After I’d eaten, I made my way to another table I’d spotted. It was set up on the patio, like a shrine, with memorabilia and candles and an urn. There were a couple of school award certificates, a class ring, and behind the urn a poster collage of photos of Howard. Most were from his childhood: baby pictures of Howard in Dot’s arms, as a toddler holding Lyle’s hand, Christmases under the tree, family photos from trips, Howard with a dog, Howard and his brothers and Corinne at Disneyland, the photo I’d seen in Dot’s album of Howard in his Boy Scout uniform. His high-school graduation photo was there; in his robe and mortarboard he was unsmiling, already a little distant. This was the age, I remembered from my reading, when young people often experience the first terrifying delusions and hallucinations that foreshadow the psychosis that will later overwhelm them. There was one of him as a very young man, on a boat. And then almost nothing—one snapshot of him and his father outside a building, Lyle smiling, Howard thin and unkempt.

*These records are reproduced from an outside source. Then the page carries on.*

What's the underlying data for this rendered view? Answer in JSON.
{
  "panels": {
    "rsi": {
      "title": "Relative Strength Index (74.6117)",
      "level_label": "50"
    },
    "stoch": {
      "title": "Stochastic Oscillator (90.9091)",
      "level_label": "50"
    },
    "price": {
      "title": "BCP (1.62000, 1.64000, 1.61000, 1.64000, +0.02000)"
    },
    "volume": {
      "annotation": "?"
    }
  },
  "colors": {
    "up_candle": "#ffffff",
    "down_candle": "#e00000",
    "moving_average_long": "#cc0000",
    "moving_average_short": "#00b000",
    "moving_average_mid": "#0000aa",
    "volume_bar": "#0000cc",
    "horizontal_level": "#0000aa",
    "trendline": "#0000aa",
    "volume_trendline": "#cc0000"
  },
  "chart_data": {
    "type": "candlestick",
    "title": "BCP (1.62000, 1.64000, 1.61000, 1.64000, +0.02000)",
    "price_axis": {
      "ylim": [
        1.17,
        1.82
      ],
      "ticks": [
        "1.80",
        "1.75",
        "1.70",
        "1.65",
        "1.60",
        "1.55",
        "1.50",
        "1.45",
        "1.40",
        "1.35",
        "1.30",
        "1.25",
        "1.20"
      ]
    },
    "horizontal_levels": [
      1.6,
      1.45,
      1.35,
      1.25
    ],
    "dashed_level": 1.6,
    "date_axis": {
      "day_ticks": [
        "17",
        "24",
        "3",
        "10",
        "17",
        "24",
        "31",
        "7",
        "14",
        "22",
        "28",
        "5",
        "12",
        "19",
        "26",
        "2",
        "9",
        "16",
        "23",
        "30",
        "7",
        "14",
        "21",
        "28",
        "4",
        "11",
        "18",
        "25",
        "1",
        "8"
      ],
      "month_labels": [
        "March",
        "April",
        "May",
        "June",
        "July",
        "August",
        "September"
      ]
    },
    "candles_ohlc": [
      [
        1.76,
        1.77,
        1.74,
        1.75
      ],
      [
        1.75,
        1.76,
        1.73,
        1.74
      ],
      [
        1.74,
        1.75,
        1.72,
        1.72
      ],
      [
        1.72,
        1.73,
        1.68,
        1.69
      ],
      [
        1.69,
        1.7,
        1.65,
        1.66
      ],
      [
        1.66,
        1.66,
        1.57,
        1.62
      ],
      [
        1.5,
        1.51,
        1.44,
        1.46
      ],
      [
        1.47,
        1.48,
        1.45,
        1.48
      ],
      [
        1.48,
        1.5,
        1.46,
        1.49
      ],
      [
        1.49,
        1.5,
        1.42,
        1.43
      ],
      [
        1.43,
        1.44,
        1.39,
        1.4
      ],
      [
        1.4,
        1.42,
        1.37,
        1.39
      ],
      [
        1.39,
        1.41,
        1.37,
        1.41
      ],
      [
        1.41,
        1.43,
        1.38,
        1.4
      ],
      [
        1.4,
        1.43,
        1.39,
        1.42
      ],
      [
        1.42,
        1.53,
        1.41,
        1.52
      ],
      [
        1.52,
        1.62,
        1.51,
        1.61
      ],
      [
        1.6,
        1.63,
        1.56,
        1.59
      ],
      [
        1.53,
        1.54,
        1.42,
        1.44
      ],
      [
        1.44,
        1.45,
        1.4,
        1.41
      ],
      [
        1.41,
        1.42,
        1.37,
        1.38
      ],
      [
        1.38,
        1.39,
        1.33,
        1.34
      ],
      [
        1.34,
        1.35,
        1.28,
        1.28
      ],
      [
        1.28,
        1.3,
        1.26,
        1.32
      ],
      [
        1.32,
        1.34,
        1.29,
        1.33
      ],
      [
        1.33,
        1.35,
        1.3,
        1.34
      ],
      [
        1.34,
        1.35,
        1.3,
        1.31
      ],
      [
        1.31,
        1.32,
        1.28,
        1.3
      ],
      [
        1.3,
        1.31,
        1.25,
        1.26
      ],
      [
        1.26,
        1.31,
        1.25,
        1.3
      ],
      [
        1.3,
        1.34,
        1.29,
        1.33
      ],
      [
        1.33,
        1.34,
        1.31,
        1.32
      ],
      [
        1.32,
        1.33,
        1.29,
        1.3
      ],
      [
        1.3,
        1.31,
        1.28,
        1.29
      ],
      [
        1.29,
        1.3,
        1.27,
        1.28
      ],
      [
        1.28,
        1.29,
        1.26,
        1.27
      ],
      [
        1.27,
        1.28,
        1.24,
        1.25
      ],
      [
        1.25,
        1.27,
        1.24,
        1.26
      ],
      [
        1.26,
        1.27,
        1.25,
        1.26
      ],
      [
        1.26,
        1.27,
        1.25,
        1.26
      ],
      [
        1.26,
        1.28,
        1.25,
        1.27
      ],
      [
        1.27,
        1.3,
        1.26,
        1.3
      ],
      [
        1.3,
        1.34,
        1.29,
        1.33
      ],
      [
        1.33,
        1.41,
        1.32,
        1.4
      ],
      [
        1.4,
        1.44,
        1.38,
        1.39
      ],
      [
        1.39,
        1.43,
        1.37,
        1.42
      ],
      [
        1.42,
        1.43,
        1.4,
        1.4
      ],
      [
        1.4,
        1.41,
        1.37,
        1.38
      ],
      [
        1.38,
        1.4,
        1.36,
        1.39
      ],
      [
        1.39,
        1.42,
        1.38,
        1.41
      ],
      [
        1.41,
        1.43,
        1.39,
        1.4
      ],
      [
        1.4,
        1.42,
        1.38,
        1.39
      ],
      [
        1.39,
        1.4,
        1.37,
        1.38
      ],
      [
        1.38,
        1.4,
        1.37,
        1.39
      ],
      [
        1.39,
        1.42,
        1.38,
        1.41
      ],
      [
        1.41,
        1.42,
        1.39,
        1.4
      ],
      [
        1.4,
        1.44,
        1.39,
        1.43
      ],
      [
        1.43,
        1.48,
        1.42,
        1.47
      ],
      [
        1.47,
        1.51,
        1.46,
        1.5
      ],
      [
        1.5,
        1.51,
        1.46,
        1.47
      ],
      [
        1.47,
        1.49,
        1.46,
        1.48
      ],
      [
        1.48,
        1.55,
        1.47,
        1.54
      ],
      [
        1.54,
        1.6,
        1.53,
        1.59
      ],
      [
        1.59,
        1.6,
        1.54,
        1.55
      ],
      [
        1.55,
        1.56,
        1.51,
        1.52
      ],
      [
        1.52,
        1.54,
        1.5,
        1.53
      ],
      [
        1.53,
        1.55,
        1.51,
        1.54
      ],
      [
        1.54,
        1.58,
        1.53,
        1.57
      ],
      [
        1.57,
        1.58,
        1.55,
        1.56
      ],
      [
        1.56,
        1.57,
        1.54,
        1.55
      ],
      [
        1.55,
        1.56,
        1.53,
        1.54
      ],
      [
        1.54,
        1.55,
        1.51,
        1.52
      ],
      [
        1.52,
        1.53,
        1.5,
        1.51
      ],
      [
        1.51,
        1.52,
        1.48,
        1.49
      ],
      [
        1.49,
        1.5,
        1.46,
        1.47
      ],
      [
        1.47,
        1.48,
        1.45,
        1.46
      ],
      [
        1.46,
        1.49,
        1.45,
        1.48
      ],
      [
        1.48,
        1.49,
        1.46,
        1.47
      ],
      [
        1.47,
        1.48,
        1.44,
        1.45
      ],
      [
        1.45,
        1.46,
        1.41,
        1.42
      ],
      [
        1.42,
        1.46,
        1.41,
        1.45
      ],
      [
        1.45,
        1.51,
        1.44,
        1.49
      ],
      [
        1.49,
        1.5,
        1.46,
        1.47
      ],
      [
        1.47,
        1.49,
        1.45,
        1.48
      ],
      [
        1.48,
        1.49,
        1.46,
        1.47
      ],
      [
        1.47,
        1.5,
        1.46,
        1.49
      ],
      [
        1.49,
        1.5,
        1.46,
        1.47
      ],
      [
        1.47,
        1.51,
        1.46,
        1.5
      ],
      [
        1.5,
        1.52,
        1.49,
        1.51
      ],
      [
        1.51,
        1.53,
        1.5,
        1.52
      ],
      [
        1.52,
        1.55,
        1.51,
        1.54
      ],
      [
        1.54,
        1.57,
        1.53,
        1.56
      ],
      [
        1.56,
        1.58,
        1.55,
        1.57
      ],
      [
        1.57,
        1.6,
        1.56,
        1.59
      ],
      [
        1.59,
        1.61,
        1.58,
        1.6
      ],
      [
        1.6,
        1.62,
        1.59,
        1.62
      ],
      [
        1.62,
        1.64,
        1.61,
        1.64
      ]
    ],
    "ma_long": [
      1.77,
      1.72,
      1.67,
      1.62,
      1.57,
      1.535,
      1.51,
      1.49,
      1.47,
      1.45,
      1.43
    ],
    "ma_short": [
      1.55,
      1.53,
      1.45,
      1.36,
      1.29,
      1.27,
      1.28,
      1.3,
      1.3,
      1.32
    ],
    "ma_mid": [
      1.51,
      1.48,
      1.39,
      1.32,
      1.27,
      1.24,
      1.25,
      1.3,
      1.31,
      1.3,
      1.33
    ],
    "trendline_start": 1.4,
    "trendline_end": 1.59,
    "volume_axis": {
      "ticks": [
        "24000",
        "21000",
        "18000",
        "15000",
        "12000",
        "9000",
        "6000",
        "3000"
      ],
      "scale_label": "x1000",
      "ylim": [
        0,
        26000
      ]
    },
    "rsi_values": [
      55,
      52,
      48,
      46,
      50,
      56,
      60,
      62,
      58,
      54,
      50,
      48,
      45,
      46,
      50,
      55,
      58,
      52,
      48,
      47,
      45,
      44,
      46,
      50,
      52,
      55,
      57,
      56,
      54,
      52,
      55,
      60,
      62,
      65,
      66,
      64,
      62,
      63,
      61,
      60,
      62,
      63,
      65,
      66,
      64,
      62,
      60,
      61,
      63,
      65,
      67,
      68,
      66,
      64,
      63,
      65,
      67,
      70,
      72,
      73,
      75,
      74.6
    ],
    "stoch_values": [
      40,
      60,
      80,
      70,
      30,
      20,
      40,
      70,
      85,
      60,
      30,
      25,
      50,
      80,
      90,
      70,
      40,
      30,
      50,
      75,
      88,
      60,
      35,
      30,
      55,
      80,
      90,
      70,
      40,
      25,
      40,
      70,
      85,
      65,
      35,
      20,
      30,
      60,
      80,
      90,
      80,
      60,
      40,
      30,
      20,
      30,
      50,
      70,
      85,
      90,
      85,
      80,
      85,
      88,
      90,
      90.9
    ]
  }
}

Dot came over, walking gingerly across the lawn with her cane, and stood with me. “Lillian and Bob’s daughter Megan made the collage for me. He was a good-looking kid, wasn’t he? And so nice. He loved that dog, and he cried so when she got hit by a car and had to be put down.”
“How have you been?” I asked.
“All right,” she said. “My hip surgery is scheduled for right after New Year’s.”
“Congratulations,” I said. “Hope it goes really well.”
She thanked me. “I’m a little worried, needless to say. But the doctor says I’ll be fine.”
“Did the prison ever tell you what the cause of Howard’s death was?” I asked.
“Heart failure, they said. Apparently he’d had heart disease for a while, but he was too out of touch with reality to understand what his symptoms were and tell anyone.”
“This must be hard,” I said. “It sort of upends the order of things to have your child die before you.”
She hesitated a moment before answering. “You know, after I heard Howard had passed away, I realized that in some way he died for me a long time ago. After he disappeared that time, to
Florida or wherever, he came back a stranger, and I just didn’t know him. And then he went to prison, and I never saw him after the first couple of times we visited; he hardly seemed to care that I was there. I did what I could for him—we all did—but when he actually passed away, I realized I’d done my grieving for him years ago—he’d been gone for that long. So it wasn’t that bad.
“Lyle, on the other hand—Lyle never gave up on him, never stopped loving him and feeling pain for his condition. Howard was his firstborn, and he had a special place in Lyle’s heart. It hurt him to see Howard become so angry and hostile to us, and it broke his heart when Howard was convicted and sent to death row. I went to the hearings for Lyle’s sake, really, as much as Howard’s. I hope that up in heaven he’s able to see that you proved Howard’s innocence.”
“I hope so, too.”
Bob joined us. “The tri-tips are ready. Mom, you should let me get you some.” He glanced at the table shrine and said to me, “You know, maybe some good came from all your work after all. You probably don’t know this, since it’s local news, but after Judge Redd came out with his report, the Gazette published a big story and an editorial about Howard’s case and how he ended up on death row even though he was probably innocent—the evidence they hid, the way they relied on that drug addict Gomez to make their case, the fact that they didn’t do anything to find out if Scanlon was telling the truth, and the way they kept the testimony about Scanlon’s confession out of the trial.”